Creating the Webbd Wheel: Sex
In which we speak frankly ...
The Webbd Wheel series is about holistic connection and community. Holistic means a concern with a complete system rather than separate parts. I’ve written extensively about holistic management and how it works in my blog, Harvesting Stones.
We are social beings, and we form family and kin groups as well as tribes, cultures, and communities.
I cannot write about connection and community without including sexuality.
For many, sex is the Great Unmentionable. I don’t need to list the innumerable ways in which religion, trauma, and capitalism have damaged our relationships to our bodies and sexuality. Most of us have direct experience of such influences, which is tragic.
Sex is at once one of the most simple and primal drives and the most complicated, confusing, dangerous form of connection we make with others. Biologically, our sexuality compels us during out reproductive years in ways we can’t control and don’t understand well. If we incur trauma to our sexuality, and most of us do in some way at some time, it can become twisted and distorted, a hidden, shameful unhealed wound in our psyche.
Our cultural distrust around our sexuality is destructive. A biological imperative we were shaped to obey, like all the rest of life, has become a matter of shame, a dangerous and violent arena for power struggles, and an ideological backdrop for things like women’s and children’s rights and sexual orientation.
It’s a hairball, and it’s a difficult thing to take on as a writer because it’s such an inflammatory topic. But the reason it’s inflammatory is that so many of us avoid talking about it. We avoid admitting we are sexual beings. Some of us avoid any kind of sexual contact at all.
However, the commercial success of pornography in all its forms clearly shows we think about sex and sexual pleasure.

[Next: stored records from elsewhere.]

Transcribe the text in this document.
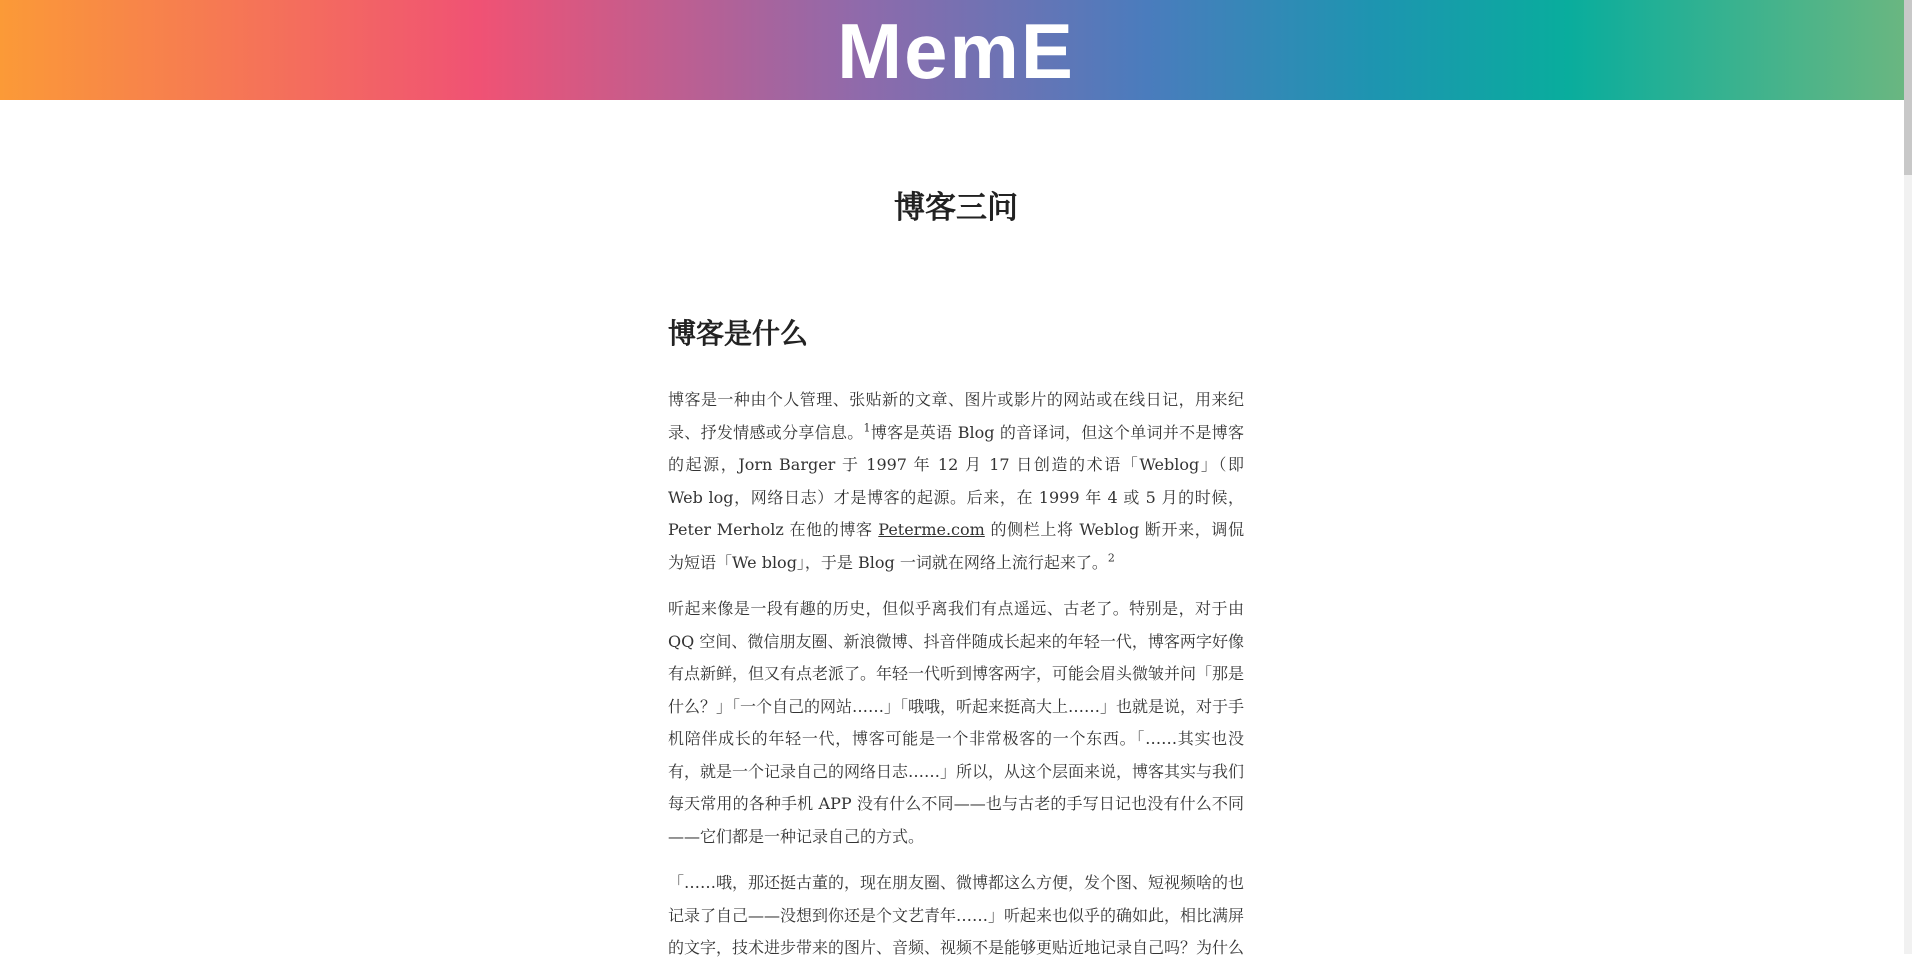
MemE
博客三问
博客是什么

博客是一种由个人管理、张贴新的文章、图片或影片的网站或在线日记，用来纪录、抒发情感或分享信息。$^1$博客是英语 Blog 的音译词，但这个单词并不是博客的起源，Jorn Barger 于 1997 年 12 月 17 日创造的术语「Weblog」（即 Web log，网络日志）才是博客的起源。后来，在 1999 年 4 或 5 月的时候，Peter Merholz 在他的博客 Peterme.com 的侧栏上将 Weblog 断开来，调侃为短语「We blog」，于是 Blog 一词就在网络上流行起来了。$^2$

听起来像是一段有趣的历史，但似乎离我们有点遥远、古老了。特别是，对于由 QQ 空间、微信朋友圈、新浪微博、抖音伴随成长起来的年轻一代，博客两字好像有点新鲜，但又有点老派了。年轻一代听到博客两字，可能会眉头微皱并问「那是什么？」「一个自己的网站……」「哦哦，听起来挺高大上……」也就是说，对于手机陪伴成长的年轻一代，博客可能是一个非常极客的一个东西。「……其实也没有，就是一个记录自己的网络日志……」所以，从这个层面来说，博客其实与我们每天常用的各种手机 APP 没有什么不同——也与古老的手写日记也没有什么不同——它们都是一种记录自己的方式。

「……哦，那还挺古董的，现在朋友圈、微博都这么方便，发个图、短视频啥的也记录了自己——没想到你还是个文艺青年……」听起来也似乎的确如此，相比满屏的文字，技术进步带来的图片、音频、视频不是能够更贴近地记录自己吗？为什么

We fantasize. We seek arousal and sexual release. We may never admit it. We may be extremely sexually active or celibate, but sexuality is part of our human experience, one way or the other. We can’t deny it any more than we can deny the need to urinate.

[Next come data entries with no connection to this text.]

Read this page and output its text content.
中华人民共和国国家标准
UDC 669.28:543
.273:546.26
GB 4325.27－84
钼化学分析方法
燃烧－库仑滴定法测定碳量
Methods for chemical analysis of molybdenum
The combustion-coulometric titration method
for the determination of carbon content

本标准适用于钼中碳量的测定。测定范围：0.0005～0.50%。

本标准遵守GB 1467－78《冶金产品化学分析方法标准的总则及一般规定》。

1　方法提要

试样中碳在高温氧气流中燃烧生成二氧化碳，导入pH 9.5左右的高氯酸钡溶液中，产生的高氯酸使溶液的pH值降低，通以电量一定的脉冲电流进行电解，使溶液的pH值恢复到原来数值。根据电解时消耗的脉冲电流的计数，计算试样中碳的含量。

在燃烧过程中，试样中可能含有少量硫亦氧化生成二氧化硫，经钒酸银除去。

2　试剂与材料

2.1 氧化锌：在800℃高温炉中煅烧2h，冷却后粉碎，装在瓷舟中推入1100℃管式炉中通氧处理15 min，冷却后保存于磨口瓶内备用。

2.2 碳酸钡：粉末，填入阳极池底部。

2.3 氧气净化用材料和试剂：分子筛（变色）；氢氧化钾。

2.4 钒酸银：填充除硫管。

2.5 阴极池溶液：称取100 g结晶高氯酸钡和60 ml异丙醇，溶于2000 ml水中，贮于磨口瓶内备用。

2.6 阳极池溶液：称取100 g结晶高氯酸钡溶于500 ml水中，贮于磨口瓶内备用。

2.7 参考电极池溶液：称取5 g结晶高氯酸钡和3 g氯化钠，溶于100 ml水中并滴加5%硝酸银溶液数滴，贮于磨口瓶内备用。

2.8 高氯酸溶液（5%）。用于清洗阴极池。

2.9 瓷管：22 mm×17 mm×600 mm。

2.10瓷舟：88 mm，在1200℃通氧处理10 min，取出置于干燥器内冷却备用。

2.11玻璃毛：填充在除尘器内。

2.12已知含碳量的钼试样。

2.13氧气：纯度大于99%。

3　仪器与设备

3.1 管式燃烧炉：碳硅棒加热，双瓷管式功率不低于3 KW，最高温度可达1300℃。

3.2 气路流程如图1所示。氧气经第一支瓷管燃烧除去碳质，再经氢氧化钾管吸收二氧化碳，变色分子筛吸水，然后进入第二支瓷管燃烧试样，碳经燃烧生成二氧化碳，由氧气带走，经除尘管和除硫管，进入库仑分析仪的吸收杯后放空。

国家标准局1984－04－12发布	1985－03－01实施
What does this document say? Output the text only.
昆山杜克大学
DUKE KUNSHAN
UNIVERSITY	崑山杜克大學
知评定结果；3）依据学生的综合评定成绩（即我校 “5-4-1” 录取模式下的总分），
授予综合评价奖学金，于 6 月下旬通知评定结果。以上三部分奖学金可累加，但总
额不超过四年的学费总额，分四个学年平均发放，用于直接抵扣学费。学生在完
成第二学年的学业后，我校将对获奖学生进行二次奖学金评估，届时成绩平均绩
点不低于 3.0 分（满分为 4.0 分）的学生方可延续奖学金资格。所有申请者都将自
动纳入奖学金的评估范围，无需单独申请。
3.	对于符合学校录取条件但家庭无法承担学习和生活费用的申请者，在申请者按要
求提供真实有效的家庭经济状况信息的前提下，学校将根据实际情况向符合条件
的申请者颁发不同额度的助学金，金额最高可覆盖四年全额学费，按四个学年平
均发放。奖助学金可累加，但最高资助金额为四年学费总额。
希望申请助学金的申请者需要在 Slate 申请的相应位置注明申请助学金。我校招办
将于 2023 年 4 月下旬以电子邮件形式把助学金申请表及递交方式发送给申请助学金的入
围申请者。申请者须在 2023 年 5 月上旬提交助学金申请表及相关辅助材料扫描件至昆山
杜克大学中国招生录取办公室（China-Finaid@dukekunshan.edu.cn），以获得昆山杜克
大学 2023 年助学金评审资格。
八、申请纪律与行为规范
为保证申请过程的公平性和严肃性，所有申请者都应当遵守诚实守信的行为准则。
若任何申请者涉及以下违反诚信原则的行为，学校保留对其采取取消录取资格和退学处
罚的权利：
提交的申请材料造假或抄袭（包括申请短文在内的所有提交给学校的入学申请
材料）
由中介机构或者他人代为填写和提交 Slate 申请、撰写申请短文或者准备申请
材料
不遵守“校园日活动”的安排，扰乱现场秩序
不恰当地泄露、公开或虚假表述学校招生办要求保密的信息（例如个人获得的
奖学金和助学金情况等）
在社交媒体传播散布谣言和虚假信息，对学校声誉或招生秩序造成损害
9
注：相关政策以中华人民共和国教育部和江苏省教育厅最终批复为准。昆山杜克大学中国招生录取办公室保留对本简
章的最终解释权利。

Definitions are important. A widely accepted distinction between pornography and erotica is that pornography is a tool solely for sexual arousal and release. Erotica is not an exclusive appeal to our desire; rather it’s an aesthetic exploration of sexuality and/or sensuality in many nuances and forms.
That being said, I’m not sure making a distinction matters, because the whole subject is so subjective. My erotica may be your porn. Some people are so uncomfortable with sexuality they find any kind of sexual contact, real or imagined, inappropriate and pornographic. Splitting hairs over terminology is not that useful.
At the end of all these weeks of thinking about this particular segment of The Hanged Man and this particular essay, I’ve decided to be direct, keep it simple, and tell you what I’m up to with my treatment of sex in the Webbd Wheel series.
I believe sexual connection can be healthy or unhealthy (and that’s putting it mildly!). Healthy sexuality requires true consent and reciprocity. Children and animals are not capable of providing consent; nor is someone with impaired cognition. I view healthy sexuality and sensuality as a communication, a revelation of authentic self, a celebration of our beautiful bodies, a procreative act, and at times a sacred ritual or rite honoring the cycles and seasons of life.
Most of the sex I’ve had is not like that, I’m sad to report! That’s why I write fiction.
I’m acutely aware of how uncomfortable many people are with any discussion of sex. Before I began serializing my work on Substack, I contacted the management team and made sure my sexual content was not against community guidelines. On my “About” page I’ve written that I chose Substack because the platform empowers both readers and writers. I don’t have to deal with someone else’s idea of “appropriate” or marketable content and you choose what you want to read.
I’ve defined appropriate content for this story, and written it. Now it’s your turn to choose to read it or not.